(Menanti Hakikat Cinta)
... Terkadang rinduku bukan hanya pada hatimu dan paras, tetapi saat dirimu ‘merajuk’. Adakah dikau tahu, ini bagian dari sebuah kisah juga bagaimana kesabaran harus terjaga. Kerap doaku dalam batin “jika cintaku padamu belum sempurna, berikan aku waktu bermunajat sampai aku benar sempurna pada hakikat cinta”. Menyadari sifatku yang tak sesempurna kekasihNya, bahkan masih sangat jauh dari itu, aku terus belajar dan meluangkan waktu untuk bersama alam.
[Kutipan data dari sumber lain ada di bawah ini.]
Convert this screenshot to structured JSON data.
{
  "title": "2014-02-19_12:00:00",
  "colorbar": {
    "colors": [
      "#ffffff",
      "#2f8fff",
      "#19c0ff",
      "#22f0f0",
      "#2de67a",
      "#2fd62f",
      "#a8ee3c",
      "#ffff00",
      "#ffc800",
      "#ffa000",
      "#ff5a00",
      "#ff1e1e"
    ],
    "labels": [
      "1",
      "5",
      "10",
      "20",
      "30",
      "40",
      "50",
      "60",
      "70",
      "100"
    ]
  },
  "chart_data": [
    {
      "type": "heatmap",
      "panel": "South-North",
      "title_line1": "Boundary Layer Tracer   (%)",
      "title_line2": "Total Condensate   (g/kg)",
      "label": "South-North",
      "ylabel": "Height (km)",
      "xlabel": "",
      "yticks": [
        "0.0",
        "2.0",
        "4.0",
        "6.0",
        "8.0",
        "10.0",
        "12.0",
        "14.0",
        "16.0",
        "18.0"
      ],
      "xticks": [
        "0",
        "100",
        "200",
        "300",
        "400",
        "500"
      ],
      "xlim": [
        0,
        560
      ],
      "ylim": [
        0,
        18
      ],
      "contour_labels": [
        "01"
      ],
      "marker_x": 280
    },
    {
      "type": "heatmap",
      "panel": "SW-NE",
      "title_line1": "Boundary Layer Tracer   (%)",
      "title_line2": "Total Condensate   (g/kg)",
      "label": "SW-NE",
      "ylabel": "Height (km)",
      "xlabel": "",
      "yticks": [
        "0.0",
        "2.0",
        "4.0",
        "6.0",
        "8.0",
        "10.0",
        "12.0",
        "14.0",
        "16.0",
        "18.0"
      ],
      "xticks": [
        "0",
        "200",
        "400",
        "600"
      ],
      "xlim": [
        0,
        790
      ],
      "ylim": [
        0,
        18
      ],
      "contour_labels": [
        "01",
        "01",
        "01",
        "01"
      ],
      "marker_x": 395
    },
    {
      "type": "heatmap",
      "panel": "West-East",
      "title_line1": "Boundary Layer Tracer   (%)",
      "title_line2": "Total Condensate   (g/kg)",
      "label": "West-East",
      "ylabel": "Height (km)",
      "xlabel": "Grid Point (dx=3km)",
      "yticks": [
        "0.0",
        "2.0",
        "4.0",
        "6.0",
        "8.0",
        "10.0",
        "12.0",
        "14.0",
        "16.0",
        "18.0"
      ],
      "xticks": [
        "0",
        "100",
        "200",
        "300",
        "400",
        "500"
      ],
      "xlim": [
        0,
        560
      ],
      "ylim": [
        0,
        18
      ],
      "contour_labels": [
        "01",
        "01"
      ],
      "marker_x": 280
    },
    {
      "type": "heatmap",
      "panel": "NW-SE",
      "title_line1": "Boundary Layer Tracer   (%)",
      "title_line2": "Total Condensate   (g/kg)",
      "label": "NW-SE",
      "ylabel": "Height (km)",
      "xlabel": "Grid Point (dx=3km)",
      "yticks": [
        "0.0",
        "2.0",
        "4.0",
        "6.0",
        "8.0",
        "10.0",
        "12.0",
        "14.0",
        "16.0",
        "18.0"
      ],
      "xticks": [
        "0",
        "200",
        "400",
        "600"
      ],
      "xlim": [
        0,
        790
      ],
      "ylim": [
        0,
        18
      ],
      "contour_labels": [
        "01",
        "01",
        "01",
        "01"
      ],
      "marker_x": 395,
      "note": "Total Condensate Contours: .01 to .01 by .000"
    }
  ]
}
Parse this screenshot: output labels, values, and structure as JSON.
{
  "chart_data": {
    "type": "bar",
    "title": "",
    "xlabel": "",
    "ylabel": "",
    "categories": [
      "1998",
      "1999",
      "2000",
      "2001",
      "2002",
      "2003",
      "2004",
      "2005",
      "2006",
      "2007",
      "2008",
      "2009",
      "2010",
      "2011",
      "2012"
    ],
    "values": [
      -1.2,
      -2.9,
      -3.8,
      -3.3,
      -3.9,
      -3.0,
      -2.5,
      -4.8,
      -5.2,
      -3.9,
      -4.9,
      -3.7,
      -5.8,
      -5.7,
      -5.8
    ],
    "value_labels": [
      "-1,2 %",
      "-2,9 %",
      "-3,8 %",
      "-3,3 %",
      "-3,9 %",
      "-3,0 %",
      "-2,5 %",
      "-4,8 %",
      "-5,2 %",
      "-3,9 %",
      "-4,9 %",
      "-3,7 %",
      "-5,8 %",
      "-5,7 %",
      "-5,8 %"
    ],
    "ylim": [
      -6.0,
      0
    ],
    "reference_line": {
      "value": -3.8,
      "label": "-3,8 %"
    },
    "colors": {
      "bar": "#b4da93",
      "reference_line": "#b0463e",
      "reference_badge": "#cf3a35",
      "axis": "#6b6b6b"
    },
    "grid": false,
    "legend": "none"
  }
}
Menyaksikan bagaimana kesabaran senja di kala pagi, atau apakah laut bersedih saat matahari tenggelam dibaliknya, pun aku seperti itu.
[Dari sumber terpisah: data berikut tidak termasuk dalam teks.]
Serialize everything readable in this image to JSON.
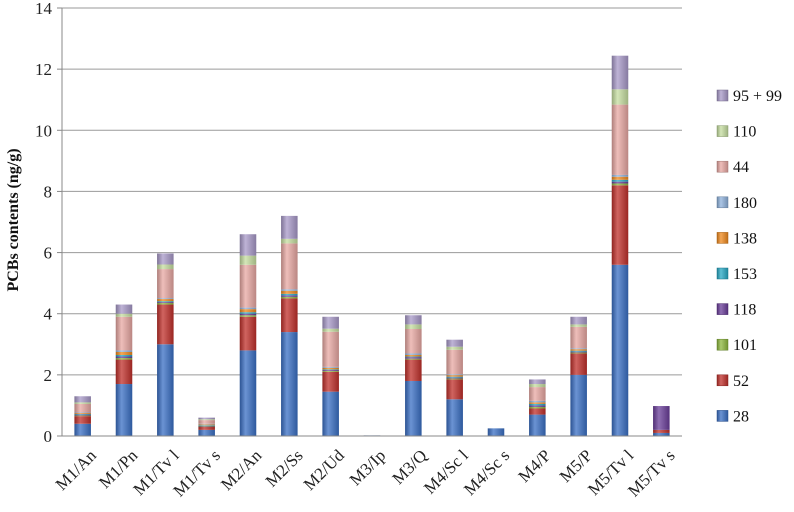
{
  "chart_data": {
    "type": "bar",
    "stacked": true,
    "ylabel": "PCBs contents (ng/g)",
    "xlabel": "",
    "ylim": [
      0,
      14
    ],
    "yticks": [
      0,
      2,
      4,
      6,
      8,
      10,
      12,
      14
    ],
    "grid": true,
    "legend_position": "right",
    "categories": [
      "M1/An",
      "M1/Pn",
      "M1/Tv l",
      "M1/Tv s",
      "M2/An",
      "M2/Ss",
      "M2/Ud",
      "M3/Ip",
      "M3/Q",
      "M4/Sc l",
      "M4/Sc s",
      "M4/P",
      "M5/P",
      "M5/Tv l",
      "M5/Tv s"
    ],
    "series": [
      {
        "name": "28",
        "color": "#3a6fc4",
        "values": [
          0.4,
          1.7,
          3.0,
          0.2,
          2.8,
          3.4,
          1.45,
          0.02,
          1.8,
          1.2,
          0.25,
          0.7,
          2.0,
          5.6,
          0.1
        ]
      },
      {
        "name": "52",
        "color": "#c0302b",
        "values": [
          0.25,
          0.8,
          1.3,
          0.1,
          1.1,
          1.1,
          0.65,
          0.0,
          0.7,
          0.65,
          0.0,
          0.2,
          0.7,
          2.6,
          0.1
        ]
      },
      {
        "name": "101",
        "color": "#8db83d",
        "values": [
          0.02,
          0.05,
          0.05,
          0.01,
          0.05,
          0.05,
          0.03,
          0.0,
          0.03,
          0.03,
          0.0,
          0.05,
          0.03,
          0.06,
          0.0
        ]
      },
      {
        "name": "118",
        "color": "#6a3d9a",
        "values": [
          0.03,
          0.05,
          0.03,
          0.02,
          0.05,
          0.05,
          0.03,
          0.0,
          0.05,
          0.03,
          0.0,
          0.05,
          0.03,
          0.06,
          0.78
        ]
      },
      {
        "name": "153",
        "color": "#27a8c4",
        "values": [
          0.02,
          0.05,
          0.03,
          0.02,
          0.05,
          0.05,
          0.02,
          0.0,
          0.02,
          0.03,
          0.0,
          0.05,
          0.03,
          0.06,
          0.0
        ]
      },
      {
        "name": "138",
        "color": "#f08a1e",
        "values": [
          0.03,
          0.1,
          0.07,
          0.03,
          0.1,
          0.1,
          0.05,
          0.0,
          0.05,
          0.05,
          0.0,
          0.05,
          0.05,
          0.1,
          0.0
        ]
      },
      {
        "name": "180",
        "color": "#8fb2dc",
        "values": [
          0.02,
          0.05,
          0.03,
          0.02,
          0.05,
          0.05,
          0.03,
          0.0,
          0.05,
          0.03,
          0.0,
          0.05,
          0.03,
          0.06,
          0.0
        ]
      },
      {
        "name": "44",
        "color": "#e8a8a3",
        "values": [
          0.28,
          1.1,
          0.95,
          0.12,
          1.4,
          1.5,
          1.15,
          0.0,
          0.8,
          0.8,
          0.0,
          0.45,
          0.7,
          2.3,
          0.0
        ]
      },
      {
        "name": "110",
        "color": "#c5dea0",
        "values": [
          0.05,
          0.1,
          0.15,
          0.03,
          0.3,
          0.15,
          0.1,
          0.0,
          0.15,
          0.1,
          0.0,
          0.1,
          0.08,
          0.5,
          0.0
        ]
      },
      {
        "name": "95 + 99",
        "color": "#a899c8",
        "values": [
          0.2,
          0.3,
          0.36,
          0.05,
          0.7,
          0.75,
          0.39,
          0.0,
          0.3,
          0.23,
          0.0,
          0.15,
          0.25,
          1.1,
          0.0
        ]
      }
    ]
  }
}
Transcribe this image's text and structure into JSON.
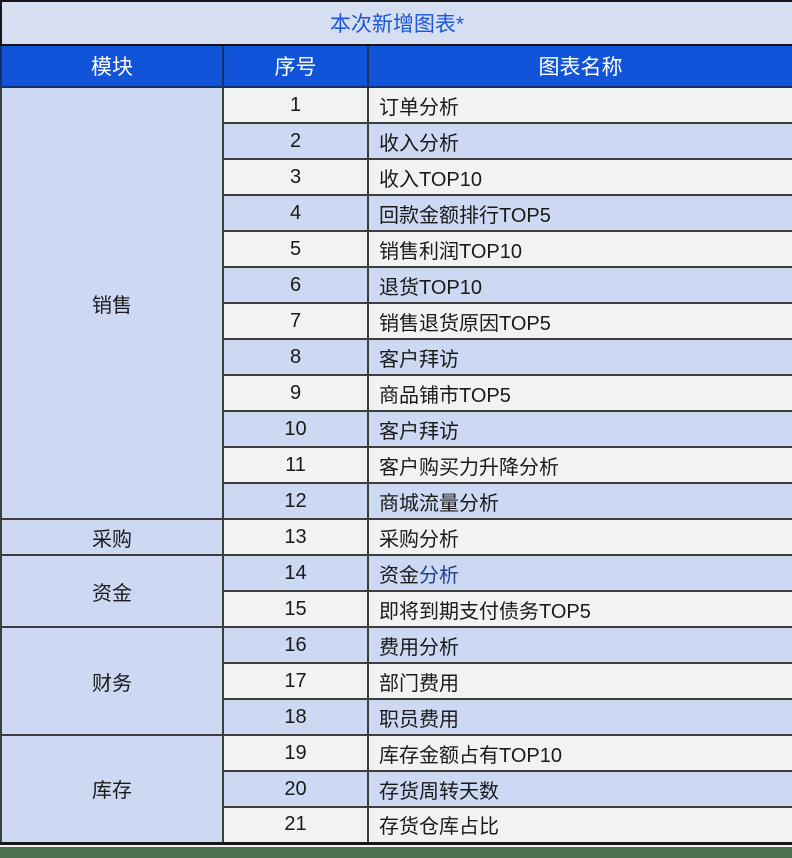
{
  "title": "本次新增图表*",
  "columns": {
    "module": "模块",
    "no": "序号",
    "name": "图表名称"
  },
  "modules": [
    {
      "label": "销售",
      "rowspan": 12
    },
    {
      "label": "采购",
      "rowspan": 1
    },
    {
      "label": "资金",
      "rowspan": 2
    },
    {
      "label": "财务",
      "rowspan": 3
    },
    {
      "label": "库存",
      "rowspan": 3
    }
  ],
  "rows": [
    {
      "no": "1",
      "name": "订单分析"
    },
    {
      "no": "2",
      "name": "收入分析"
    },
    {
      "no": "3",
      "name": "收入TOP10"
    },
    {
      "no": "4",
      "name": "回款金额排行TOP5"
    },
    {
      "no": "5",
      "name": "销售利润TOP10"
    },
    {
      "no": "6",
      "name": "退货TOP10"
    },
    {
      "no": "7",
      "name": "销售退货原因TOP5"
    },
    {
      "no": "8",
      "name": "客户拜访"
    },
    {
      "no": "9",
      "name": "商品铺市TOP5"
    },
    {
      "no": "10",
      "name": "客户拜访"
    },
    {
      "no": "11",
      "name": "客户购买力升降分析"
    },
    {
      "no": "12",
      "name": "商城流量分析"
    },
    {
      "no": "13",
      "name": "采购分析"
    },
    {
      "no": "14",
      "name": "资金分析",
      "name_part1": "资金",
      "name_part2": "分析"
    },
    {
      "no": "15",
      "name": "即将到期支付债务TOP5"
    },
    {
      "no": "16",
      "name": "费用分析"
    },
    {
      "no": "17",
      "name": "部门费用"
    },
    {
      "no": "18",
      "name": "职员费用"
    },
    {
      "no": "19",
      "name": "库存金额占有TOP10"
    },
    {
      "no": "20",
      "name": "存货周转天数"
    },
    {
      "no": "21",
      "name": "存货仓库占比"
    }
  ],
  "colors": {
    "title_bg": "#d6def2",
    "title_text": "#1b57d8",
    "header_bg": "#1254d9",
    "header_text": "#ffffff",
    "row_light": "#f2f2f2",
    "row_blue": "#cdd8f3",
    "link_blue": "#21408f",
    "border_dark": "#161616",
    "bottom_strip_green": "#4a704d"
  }
}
Dengan kesadaran seorang insan yang sedang belajar sepertiku ini butuh waktu panjang, aku berharap kau jua bersabar akan keadaanku ini, menantikan cintamu bersama detak-detak, seperti menempuh perjalanan jauh; ‘semoga kita berakhir dengan dua cincin di jari manis’. Seiring segala lakuan, aku bahagia menuliskan tiap kata hati ini menjadi seuntai diari, tentang kidungmu dan aku.
Aku menikmati setiap saat berlalu, apakah riang, pilu, amarah, dan kesabaran, sebab semua akan menjadi kisah kita saat cincin telah halal kupasangkan pada jari manismu, saat mengenggam tanganmu menjadi pahala, saat melindungimu adalah tanggung jawabku, saat kau berdiri dibelakangku sebagai makmum, saat kita berbagi ayat-ayat lantunan cinta dariNya.
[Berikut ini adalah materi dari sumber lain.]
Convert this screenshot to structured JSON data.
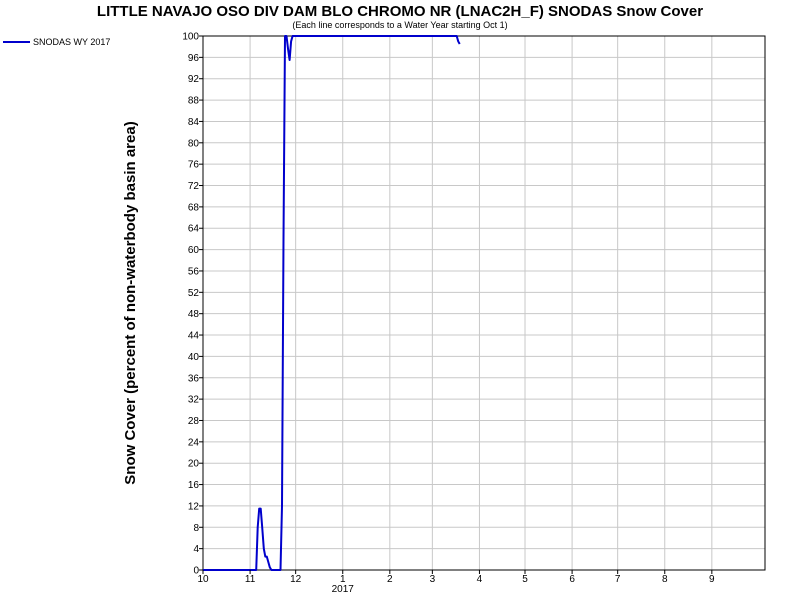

Seyakin kala ini, kita tak saling mengetahui kata hati kau-aku, namun Qalbu namamu tetap terjaga bagus di sini. “qalbu, apakah kau sedang merajuk?” aku tak tahu apa yang sedang kau rasa, “Qalbu, apakah cintamu sebesar cintaku?” pun aku belum tahu, “qalbu, maukah kau dan aku saling menjaga hati sampai hari itu tiba?” semoga kau menjawab “iya” dan ku”aamiiin”kan dengat sangat ikhlas.
Qalbu, aku tak setampan Yusuf kekasih Zulaikha, tak sekaya Raja Sulaiman pujaan Ratu Bulqis, tak sekuat Umar Bin Khattab, dan syair-syair tak seindah pena Jalaluddin Rumi yang ia hadiahkan kepada bagian kasihnya, tapi aku akan mencoba merangkai tentang cintaku padamu dengan sederhana mungkin, seperti cintaku yang sederhana ini. Ijinkan aku mencintaimu sebelum sampai cintaku pada hakikatnya.